I met our group the first morning of the journey at a hotel in the city center. After introductions, I grabbed the bags for each traveler and helped the driver place them into the transport vehicle. We then sped off to the airport for our flight to Kulusuk. Upon arrival, we found ourselves in a sleepy little town, where we quickly jumped in the back of a Danish helicopter that carried us over the icy bay to Tasiilaq, which would serve as our base of operation for the next two days.
Upon our arrival in Tasiilaq, we met with our guides for the trip, who serve as a conduit for our interaction in Greenland. Once everyone was settled in, we went out for a hike through the valley of flowers, where we saw packs of sled dogs, the town cemetery and a sea of beautiful arctic flowers that dotted the Arctic landscape. Like many isolated northern towns, there were also broken-down snowmobiles in front yards, destroyed washing machines and evidence of difficult winters that the locals had clearly managed to negotiate year after year. But this is real life, and seeing it adds to the experience. There is no polish to be found in this environment, which can be harsh and unforgiving during the winter.
The following morning, we left Tasiilaq by boat and made our way three hours north to Natural Habitat’s Base Camp Greenland. Along the way, we passed hanging glaciers, rigid rock faces, frigid winds and stunning landscapes. Upon arrival into camp, we explored the surrounding valley on a wonderful hike across the Arctic tundra.
The following morning, we took out the Zodiacs and explored the depths of the Sermilik Fjord, navigating a sea of icebergs, with some as large as city blocks. Every shape, style and formation was present in spades and perfectly imposing. Geared up in our mustang expedition suits, we sped into the wind, searching for the next shape, the next picture to capture with our minds and cameras. The icebergs glistened with perfect refraction and offered those exceptionally picturesque moments that are so rare and important in life.
Continuing on, we navigated and negotiated the ice chunks and flows with great care. We skirted past blocks of ice that were thousands of years old, that would soon melt and find their way back in to the active water cycle of the planet. Watching the amount of ice that had calved was like watching Earth as a living organism—ever-changing and adjusting. As we continued to push forward, we found ourselves within view of the magnificent polar icecap. The Greenland icecap is so intensely large that we spent the next 45 minutes cruising at break-speeds to reach the face. Arctic blues, grays and powdery whites filled our color spectrum and lead the way like a beacon blinking in the distance. When we finally arrived, we found ourselves front and center of the Greenland icecap, with perfect views that produced slack-jawed expressions. It was enormous, sublime and fully unique in every way. Never have I experienced anything of this magnitude. Truly, it felt inconceivable.
We spent the rest of our time hiking through various areas with no defined trails, as well as kayaking into the open waters in search of wildlife, peace and tranquility. In such a harsh environment, a settled wind creates a vacuum of serenity—probably the last time I’ve felt it since my return.
Greenland is unique, compelling and highly remote.
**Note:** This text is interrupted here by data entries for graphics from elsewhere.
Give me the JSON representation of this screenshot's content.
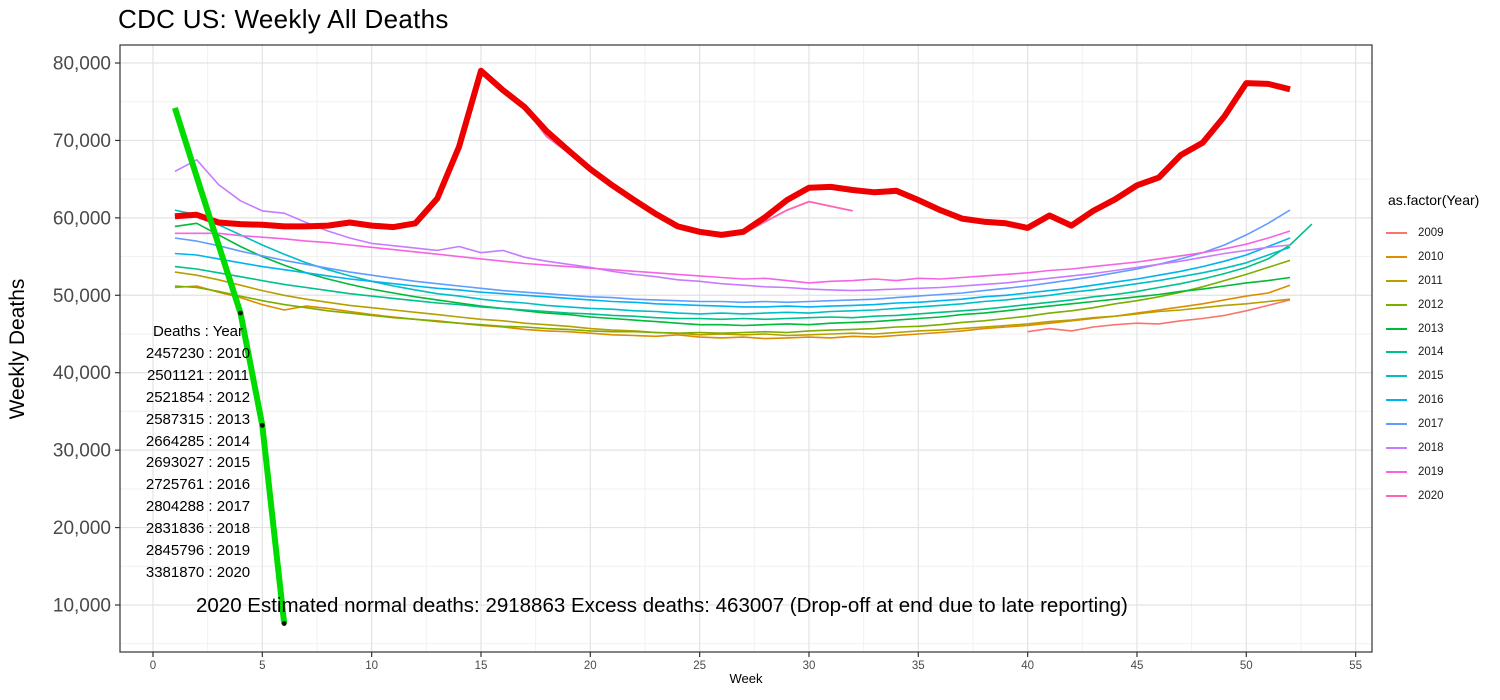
{
  "chart_data": {
    "type": "line",
    "title": "CDC US: Weekly All Deaths",
    "xlabel": "Week",
    "ylabel": "Weekly Deaths",
    "x_ticks": [
      0,
      5,
      10,
      15,
      20,
      25,
      30,
      35,
      40,
      45,
      50,
      55
    ],
    "y_ticks": [
      {
        "value": 10000,
        "label": "10,000"
      },
      {
        "value": 20000,
        "label": "20,000"
      },
      {
        "value": 30000,
        "label": "30,000"
      },
      {
        "value": 40000,
        "label": "40,000"
      },
      {
        "value": 50000,
        "label": "50,000"
      },
      {
        "value": 60000,
        "label": "60,000"
      },
      {
        "value": 70000,
        "label": "70,000"
      },
      {
        "value": 80000,
        "label": "80,000"
      }
    ],
    "xlim": [
      -1.5,
      55.7
    ],
    "ylim": [
      4000,
      82300
    ],
    "grid": "major and minor, light gray on white panel with dark border",
    "legend_position": "right",
    "legend": {
      "title": "as.factor(Year)",
      "items": [
        {
          "label": "2009",
          "color": "#F8766D"
        },
        {
          "label": "2010",
          "color": "#DE8C00"
        },
        {
          "label": "2011",
          "color": "#B79F00"
        },
        {
          "label": "2012",
          "color": "#7CAE00"
        },
        {
          "label": "2013",
          "color": "#00BA38"
        },
        {
          "label": "2014",
          "color": "#00C08B"
        },
        {
          "label": "2015",
          "color": "#00BFC4"
        },
        {
          "label": "2016",
          "color": "#00B4F0"
        },
        {
          "label": "2017",
          "color": "#619CFF"
        },
        {
          "label": "2018",
          "color": "#C77CFF"
        },
        {
          "label": "2019",
          "color": "#F564E3"
        },
        {
          "label": "2020",
          "color": "#FF64B0"
        }
      ]
    },
    "series": [
      {
        "name": "2009",
        "color": "#F8766D",
        "width": 1.6,
        "start_week": 40,
        "values": [
          45300,
          45700,
          45400,
          45900,
          46200,
          46400,
          46300,
          46700,
          47000,
          47400,
          48000,
          48700,
          49400
        ]
      },
      {
        "name": "2010",
        "color": "#DE8C00",
        "width": 1.6,
        "start_week": 1,
        "values": [
          51000,
          51200,
          50400,
          49700,
          48800,
          48100,
          48600,
          48300,
          47900,
          47500,
          47200,
          46900,
          46700,
          46400,
          46100,
          45900,
          45600,
          45400,
          45300,
          45100,
          44900,
          44800,
          44700,
          44900,
          44600,
          44500,
          44600,
          44400,
          44500,
          44600,
          44500,
          44700,
          44600,
          44800,
          45000,
          45200,
          45400,
          45700,
          45900,
          46100,
          46400,
          46700,
          47000,
          47300,
          47700,
          48100,
          48500,
          48900,
          49400,
          49900,
          50300,
          51300
        ]
      },
      {
        "name": "2011",
        "color": "#B79F00",
        "width": 1.6,
        "start_week": 1,
        "values": [
          53000,
          52600,
          52000,
          51300,
          50600,
          50000,
          49500,
          49100,
          48700,
          48400,
          48100,
          47800,
          47500,
          47200,
          46900,
          46700,
          46400,
          46200,
          46000,
          45700,
          45500,
          45400,
          45200,
          45100,
          44900,
          45000,
          44900,
          45000,
          44800,
          44900,
          45000,
          45100,
          45000,
          45200,
          45400,
          45500,
          45700,
          45900,
          46100,
          46300,
          46600,
          46800,
          47100,
          47300,
          47600,
          47900,
          48100,
          48400,
          48700,
          48900,
          49200,
          49500
        ]
      },
      {
        "name": "2012",
        "color": "#7CAE00",
        "width": 1.6,
        "start_week": 1,
        "values": [
          51200,
          51000,
          50500,
          49900,
          49300,
          48800,
          48400,
          48000,
          47700,
          47400,
          47100,
          46900,
          46600,
          46400,
          46200,
          46000,
          45900,
          45700,
          45600,
          45400,
          45300,
          45300,
          45200,
          45100,
          45200,
          45100,
          45200,
          45300,
          45200,
          45400,
          45500,
          45600,
          45700,
          45900,
          46000,
          46200,
          46500,
          46700,
          47000,
          47300,
          47700,
          48000,
          48400,
          48900,
          49300,
          49800,
          50400,
          51100,
          51900,
          52700,
          53600,
          54500
        ]
      },
      {
        "name": "2013",
        "color": "#00BA38",
        "width": 1.6,
        "start_week": 1,
        "values": [
          58900,
          59300,
          57800,
          56300,
          55000,
          53900,
          52900,
          52100,
          51400,
          50800,
          50300,
          49800,
          49400,
          49000,
          48600,
          48300,
          48000,
          47700,
          47500,
          47200,
          47000,
          46800,
          46600,
          46400,
          46200,
          46200,
          46100,
          46200,
          46300,
          46200,
          46400,
          46500,
          46600,
          46800,
          47000,
          47200,
          47500,
          47700,
          48000,
          48300,
          48600,
          48900,
          49200,
          49500,
          49800,
          50100,
          50500,
          50800,
          51200,
          51600,
          51900,
          52300
        ]
      },
      {
        "name": "2014",
        "color": "#00C08B",
        "width": 1.6,
        "start_week": 1,
        "values": [
          53700,
          53400,
          52900,
          52400,
          51900,
          51400,
          51000,
          50600,
          50200,
          49900,
          49600,
          49300,
          49000,
          48800,
          48500,
          48300,
          48100,
          47900,
          47700,
          47600,
          47400,
          47300,
          47100,
          47000,
          47000,
          46900,
          47000,
          46900,
          47000,
          47100,
          47200,
          47100,
          47300,
          47400,
          47600,
          47800,
          48000,
          48200,
          48500,
          48800,
          49100,
          49400,
          49800,
          50100,
          50500,
          51000,
          51500,
          52100,
          52800,
          53600,
          54700,
          56500,
          59200
        ]
      },
      {
        "name": "2015",
        "color": "#00BFC4",
        "width": 1.6,
        "start_week": 1,
        "values": [
          61000,
          60400,
          59100,
          57800,
          56500,
          55300,
          54200,
          53300,
          52500,
          51800,
          51200,
          50700,
          50200,
          49900,
          49500,
          49200,
          49000,
          48700,
          48500,
          48300,
          48200,
          48000,
          47900,
          47700,
          47600,
          47700,
          47600,
          47700,
          47800,
          47700,
          47900,
          48000,
          48100,
          48300,
          48500,
          48700,
          48900,
          49200,
          49400,
          49700,
          50000,
          50400,
          50700,
          51100,
          51500,
          51900,
          52400,
          52900,
          53500,
          54200,
          55200,
          56200
        ]
      },
      {
        "name": "2016",
        "color": "#00B4F0",
        "width": 1.6,
        "start_week": 1,
        "values": [
          55400,
          55200,
          54700,
          54200,
          53700,
          53300,
          52900,
          52500,
          52100,
          51800,
          51500,
          51200,
          50900,
          50700,
          50400,
          50200,
          50000,
          49800,
          49600,
          49400,
          49200,
          49100,
          48900,
          48800,
          48700,
          48600,
          48500,
          48500,
          48600,
          48500,
          48600,
          48700,
          48800,
          49000,
          49100,
          49300,
          49500,
          49800,
          50000,
          50300,
          50600,
          50900,
          51300,
          51700,
          52100,
          52600,
          53100,
          53700,
          54400,
          55200,
          56300,
          57400
        ]
      },
      {
        "name": "2017",
        "color": "#619CFF",
        "width": 1.6,
        "start_week": 1,
        "values": [
          57400,
          57000,
          56400,
          55700,
          55100,
          54500,
          54000,
          53500,
          53000,
          52600,
          52200,
          51800,
          51500,
          51200,
          50900,
          50600,
          50400,
          50200,
          50000,
          49800,
          49700,
          49500,
          49400,
          49300,
          49200,
          49200,
          49100,
          49200,
          49100,
          49200,
          49300,
          49400,
          49500,
          49700,
          49900,
          50100,
          50300,
          50600,
          50900,
          51200,
          51600,
          52000,
          52400,
          52900,
          53400,
          54000,
          54700,
          55500,
          56500,
          57800,
          59300,
          61000
        ]
      },
      {
        "name": "2018",
        "color": "#C77CFF",
        "width": 1.6,
        "start_week": 1,
        "values": [
          66000,
          67500,
          64300,
          62200,
          60900,
          60600,
          59400,
          58300,
          57400,
          56700,
          56400,
          56100,
          55800,
          56300,
          55500,
          55800,
          54900,
          54400,
          54000,
          53600,
          53100,
          52700,
          52400,
          52000,
          51800,
          51500,
          51300,
          51100,
          51000,
          50800,
          50700,
          50600,
          50700,
          50800,
          50900,
          51000,
          51200,
          51400,
          51600,
          51900,
          52200,
          52500,
          52800,
          53200,
          53600,
          54000,
          54400,
          54900,
          55400,
          55800,
          56200,
          56500
        ]
      },
      {
        "name": "2019",
        "color": "#F564E3",
        "width": 1.6,
        "start_week": 1,
        "values": [
          58000,
          58000,
          58000,
          57700,
          57500,
          57300,
          57000,
          56800,
          56500,
          56200,
          55900,
          55600,
          55300,
          55000,
          54700,
          54400,
          54100,
          53900,
          53700,
          53500,
          53300,
          53100,
          52900,
          52700,
          52500,
          52300,
          52100,
          52200,
          51900,
          51600,
          51800,
          51900,
          52100,
          51900,
          52200,
          52100,
          52300,
          52500,
          52700,
          52900,
          53200,
          53400,
          53700,
          54000,
          54300,
          54700,
          55100,
          55500,
          56000,
          56600,
          57400,
          58300
        ]
      },
      {
        "name": "2020",
        "color": "#FF64B0",
        "width": 1.8,
        "start_week": 1,
        "values": [
          60200,
          60400,
          59400,
          59200,
          59100,
          58900,
          58900,
          59000,
          59400,
          59000,
          58800,
          59300,
          62500,
          69200,
          78800,
          76300,
          74200,
          70500,
          68400,
          66200,
          64100,
          62200,
          60500,
          58900,
          58200,
          57700,
          58000,
          59500,
          61000,
          62100,
          61500,
          60900
        ]
      },
      {
        "name": "2020-highlight",
        "color": "#EE0000",
        "width": 6,
        "start_week": 1,
        "values": [
          60200,
          60400,
          59400,
          59200,
          59100,
          58900,
          58900,
          59000,
          59400,
          59000,
          58800,
          59300,
          62500,
          69200,
          79000,
          76500,
          74300,
          71200,
          68700,
          66300,
          64200,
          62300,
          60500,
          58900,
          58200,
          57800,
          58200,
          60100,
          62300,
          63900,
          64000,
          63600,
          63300,
          63500,
          62300,
          61000,
          59900,
          59500,
          59300,
          58700,
          60300,
          59000,
          60900,
          62400,
          64200,
          65200,
          68100,
          69700,
          73100,
          77400,
          77300,
          76600
        ]
      },
      {
        "name": "dropoff-late-reporting",
        "color": "#00DB00",
        "width": 6,
        "start_week": 1,
        "values": [
          74200,
          65300,
          56500,
          47700,
          33200,
          7600
        ]
      }
    ],
    "point_markers": [
      {
        "week": 4,
        "value": 47700
      },
      {
        "week": 5,
        "value": 33200
      },
      {
        "week": 6,
        "value": 7600
      }
    ],
    "annotations": {
      "deaths_table": [
        "Deaths : Year",
        "2457230 : 2010",
        "2501121 : 2011",
        "2521854 : 2012",
        "2587315 : 2013",
        "2664285 : 2014",
        "2693027 : 2015",
        "2725761 : 2016",
        "2804288 : 2017",
        "2831836 : 2018",
        "2845796 : 2019",
        "3381870 : 2020"
      ],
      "bottom_note": "2020 Estimated normal deaths: 2918863  Excess deaths: 463007  (Drop-off at end due to late reporting)"
    },
    "colors": {
      "highlight_red": "#EE0000",
      "dropoff_green": "#00DB00",
      "grid_major": "#e3e3e3",
      "grid_minor": "#f1f1f1",
      "panel_border": "#333333",
      "tick_text": "#4a4a4a"
    }
  }
}
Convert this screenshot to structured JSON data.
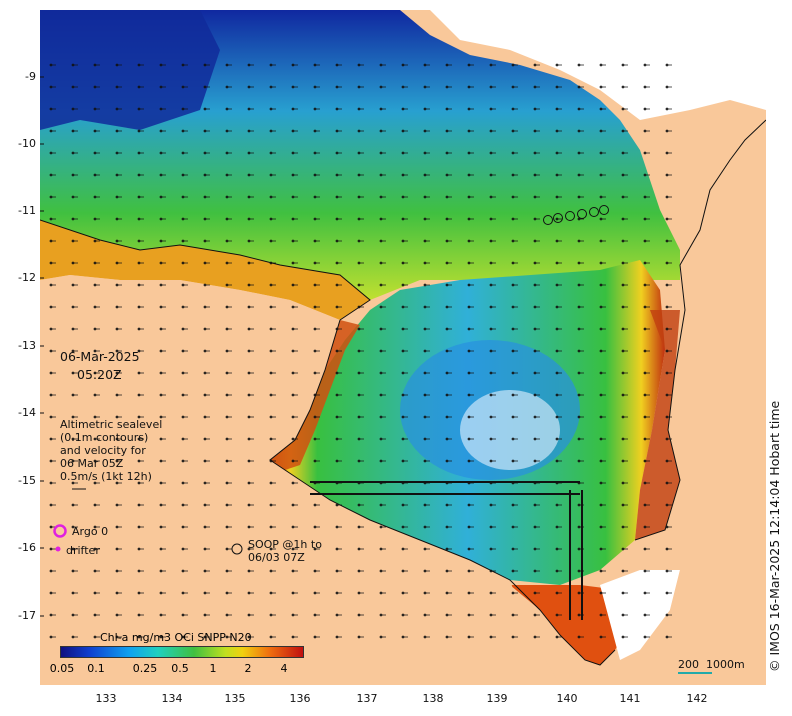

Its beauty is unparalleled in many circumstances, and it is truly one of the last places on the planet where one can find themselves feeling as though the world hasn’t been fully discovered, monetized and commercialized. Most of the families there still feed their family members through subsistence seal hunting. East Greenland is a raw destination filled with pure excitement, remote existences and adventures awaiting those who are willing to make the journey.